Selasa, 03 FEBRUARI 2026 • 14:30 WIB

Ketahanan Pangan Nasional: Pengertian Menurut Ahli, Pilar Utama, dan Realita di Indonesia

Author

Ilustrasi Ketahanan Pangan Nasional. (Eliani Kusnedi)

INDOZONE.ID - Ketahanan pangan masih jadi isu krusial yang berkaitan langsung dengan kehidupan sehari-hari masyarakat.

Konsep ini tidak hanya soal ketersediaan bahan pangan, tetapi juga menyangkut akses, kualitas, hingga keberlanjutannya.

Berbagai ahli dan lembaga internasional pun menekankan pentingnya ketahanan pangan, terutama bagi negara seperti Indonesia yang masih menghadapi tantangan distribusi, perubahan iklim, dan jumlah impor yang besar.

Baca juga: Plink Gandeng GEA, Belanja Makin Mudah dari Vending Machine Lewat QRIS

Ketahanan Pangan Menurut Ahli

Menurut komite PBB, ketahanan pangan adalah kondisi di mana setiap individu memiliki kemampuan fisik, sosial, dan ekonomi untuk mendapatkan akses yang memadai, aman, dan bergizi terhadap makanan sesuai dengan preferensi dan kebutuhan mereka.

Food and Agriculture Organization (FAO) mendefinisikan ketahanan pangan sebagai suatu kondisi di mana ada seorang individu atau rumah tangga yang menerima akses baik secara fisik atau ekonomi untuk mendapatkan pangan demi seluruh anggota rumah tangga.

Selain itu, akses untuk mendapatkan pangan tersebut tidak memiliki risiko untuk kehilangan anggota yang ada dalam rumah tangga tersebut maupun pangan yang ingin didapatkan.

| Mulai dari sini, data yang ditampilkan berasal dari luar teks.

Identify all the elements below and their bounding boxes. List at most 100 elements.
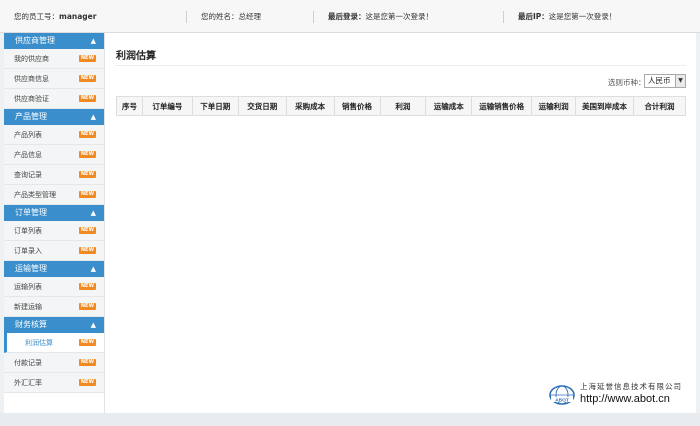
sidebar-item-label: 产品类型管理 — [14, 191, 56, 199]
sidebar-item-label: 供应商信息 — [14, 75, 49, 83]
logo-text: ABOT — [555, 398, 569, 404]
sidebar-item-product-list[interactable]: 产品列表 NEW — [4, 125, 104, 145]
page-title: 利润估算 — [116, 51, 156, 62]
new-badge: NEW — [78, 171, 96, 178]
new-badge: NEW — [78, 95, 96, 102]
main-panel: 利润估算 选则币种： 人民币 ▼ 序号 订单编号 下单日期 交货日期 采购成本 … — [104, 33, 696, 413]
new-badge: NEW — [78, 191, 96, 198]
column-header-index[interactable]: 序号 — [116, 96, 143, 116]
employee-id-label: 您的员工号： — [14, 12, 59, 21]
currency-label: 选则币种： — [608, 78, 646, 87]
chevron-up-icon[interactable]: ▲ — [91, 205, 96, 221]
sidebar-item-label: 产品列表 — [14, 131, 42, 139]
sidebar-item-product-info[interactable]: 产品信息 NEW — [4, 145, 104, 165]
sidebar-item-label: 订单列表 — [14, 227, 42, 235]
company-watermark: ABOT 上海延誉信息技术有限公司 http://www.abot.cn — [548, 380, 688, 410]
chevron-up-icon[interactable]: ▲ — [91, 317, 96, 333]
new-badge: NEW — [78, 283, 96, 290]
new-badge: NEW — [78, 151, 96, 158]
column-header-shipping-sale-price[interactable]: 运输销售价格 — [471, 96, 533, 116]
top-info-bar: 您的员工号：manager 您的姓名：总经理 最后登录：这是您第一次登录！ 最后… — [0, 0, 700, 33]
new-badge: NEW — [78, 75, 96, 82]
new-badge: NEW — [78, 303, 96, 310]
bottom-strip — [0, 413, 700, 426]
column-header-delivery-date[interactable]: 交货日期 — [237, 96, 287, 116]
table-header-row: 序号 订单编号 下单日期 交货日期 采购成本 销售价格 利润 运输成本 运输销售… — [116, 96, 686, 116]
chevron-up-icon[interactable]: ▲ — [91, 261, 96, 277]
column-header-shipping-cost[interactable]: 运输成本 — [425, 96, 473, 116]
last-ip-label: 最后IP： — [518, 12, 549, 21]
last-login-label: 最后登录： — [328, 12, 366, 21]
sidebar-item-label: 利润估算 — [25, 339, 53, 347]
sidebar-item-label: 付款记录 — [14, 359, 42, 367]
new-badge: NEW — [78, 131, 96, 138]
new-badge: NEW — [78, 55, 96, 62]
sidebar-item-label: 产品信息 — [14, 151, 42, 159]
sidebar-item-supplier-info[interactable]: 供应商信息 NEW — [4, 69, 104, 89]
sidebar-item-new-shipping[interactable]: 新建运输 NEW — [4, 297, 104, 317]
divider — [313, 11, 314, 23]
sidebar-item-shipping-list[interactable]: 运输列表 NEW — [4, 277, 104, 297]
sidebar-group-product[interactable]: 产品管理 ▲ — [4, 109, 104, 125]
sidebar-item-query-log[interactable]: 查询记录 NEW — [4, 165, 104, 185]
currency-select[interactable]: 人民币 ▼ — [644, 74, 686, 88]
employee-id-info: 您的员工号：manager — [14, 0, 96, 33]
chevron-up-icon[interactable]: ▲ — [91, 33, 96, 49]
new-badge: NEW — [78, 379, 96, 386]
sidebar-group-title: 财务核算 — [15, 320, 47, 329]
sidebar: 供应商管理 ▲ 我的供应商 NEW 供应商信息 NEW 供应商验证 NEW 产品管理 … — [4, 33, 104, 413]
sidebar-item-exchange-rates[interactable]: 外汇汇率 NEW — [4, 373, 104, 393]
company-url[interactable]: http://www.abot.cn — [580, 393, 670, 405]
user-name-info: 您的姓名：总经理 — [201, 0, 261, 33]
employee-id-value: manager — [59, 12, 97, 21]
profit-table: 序号 订单编号 下单日期 交货日期 采购成本 销售价格 利润 运输成本 运输销售… — [116, 96, 686, 116]
sidebar-item-payment-records[interactable]: 付款记录 NEW — [4, 353, 104, 373]
user-name-label: 您的姓名： — [201, 12, 239, 21]
column-header-shipping-profit[interactable]: 运输利润 — [531, 96, 577, 116]
column-header-sale-price[interactable]: 销售价格 — [333, 96, 381, 116]
divider — [186, 11, 187, 23]
sidebar-group-title: 产品管理 — [15, 112, 47, 121]
company-logo: ABOT — [549, 385, 575, 405]
sidebar-group-title: 运输管理 — [15, 264, 47, 273]
sidebar-item-label: 新建运输 — [14, 303, 42, 311]
chevron-up-icon[interactable]: ▲ — [91, 109, 96, 125]
column-header-us-landed-cost[interactable]: 美国到岸成本 — [575, 96, 635, 116]
chevron-down-icon[interactable]: ▼ — [675, 75, 685, 87]
sidebar-item-product-types[interactable]: 产品类型管理 NEW — [4, 185, 104, 205]
title-divider — [115, 65, 686, 66]
sidebar-item-order-entry[interactable]: 订单录入 NEW — [4, 241, 104, 261]
last-login-value: 这是您第一次登录！ — [365, 12, 434, 21]
new-badge: NEW — [78, 359, 96, 366]
sidebar-item-my-suppliers[interactable]: 我的供应商 NEW — [4, 49, 104, 69]
column-header-order-date[interactable]: 下单日期 — [191, 96, 239, 116]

Baca juga: Kenali Deflasi dalam Dunia Ekonomi: Ini Pengertian, Penyebab, dan Dampaknya!

4 Pilar Ketahanan Pangan

FAO merumuskan 4 pilar ketahanan pangan yang nggak bisa dipisahkan agar sebuah negara tidak mengalami krisis.

  1. Ketersediaan (Availability)
  2. Akses (Access)
  3. Pemanfaatan (Utilization)
  4. Stabilitas (Stability)

Ketahanan Pangan Indonesia

Menurut data Global Food Security Index (GFSI) 2022, kita ada di peringkat 63 dari 113 negara. Peringkat yang cukup tinggi, tapi masih banyak tugas yang harus dikerjakan.

Dari sisi produksi dan impor, stok beras kita memang stabil di angka 31–32 juta ton, tapi kita disebut masih sangat bergantung dengan impor gandum yang lebih dari 10 juta ton dan kedelai.

Hal ini membuat fondasi pangan nasional rawan kalau ada gangguan global. Selain itu, masalah logistik dan harga masih jadi momok karena distribusi yang nggak merata, terutama di wilayah Timur Indonesia yang harganya sering melonjak akibat ongkos kirim tinggi.

Baca juga: Tarif Listrik PLN Februari 2026 Naik Nggak Sih? Ini Jawaban dan Daftar Harga Lengkapnya

Tantangan lain muncul dari kualitas gizi masyarakat kita. Angka stunting di tahun 2024 yang masih di level 19,8 persen membuktikan kalau masalah gizi kronis itu nyata, apalagi pola makan yang masih terlalu dominan karbohidrat tapi minim protein.

Tidak hanya itu, isu iklim juga membuat ketahanan pangan kita belum sepenuhnya stabil. Dampak El Niño kemarin sempat bikin produksi beras merosot 2 juta ton dan harganya terbang sampai 20 persen.

Upaya pemerintah hari ini diharapkan dapat menjaga ketersediaan pangan sekaligus memperkuat kemandirian pangan dalam jangka Panjang.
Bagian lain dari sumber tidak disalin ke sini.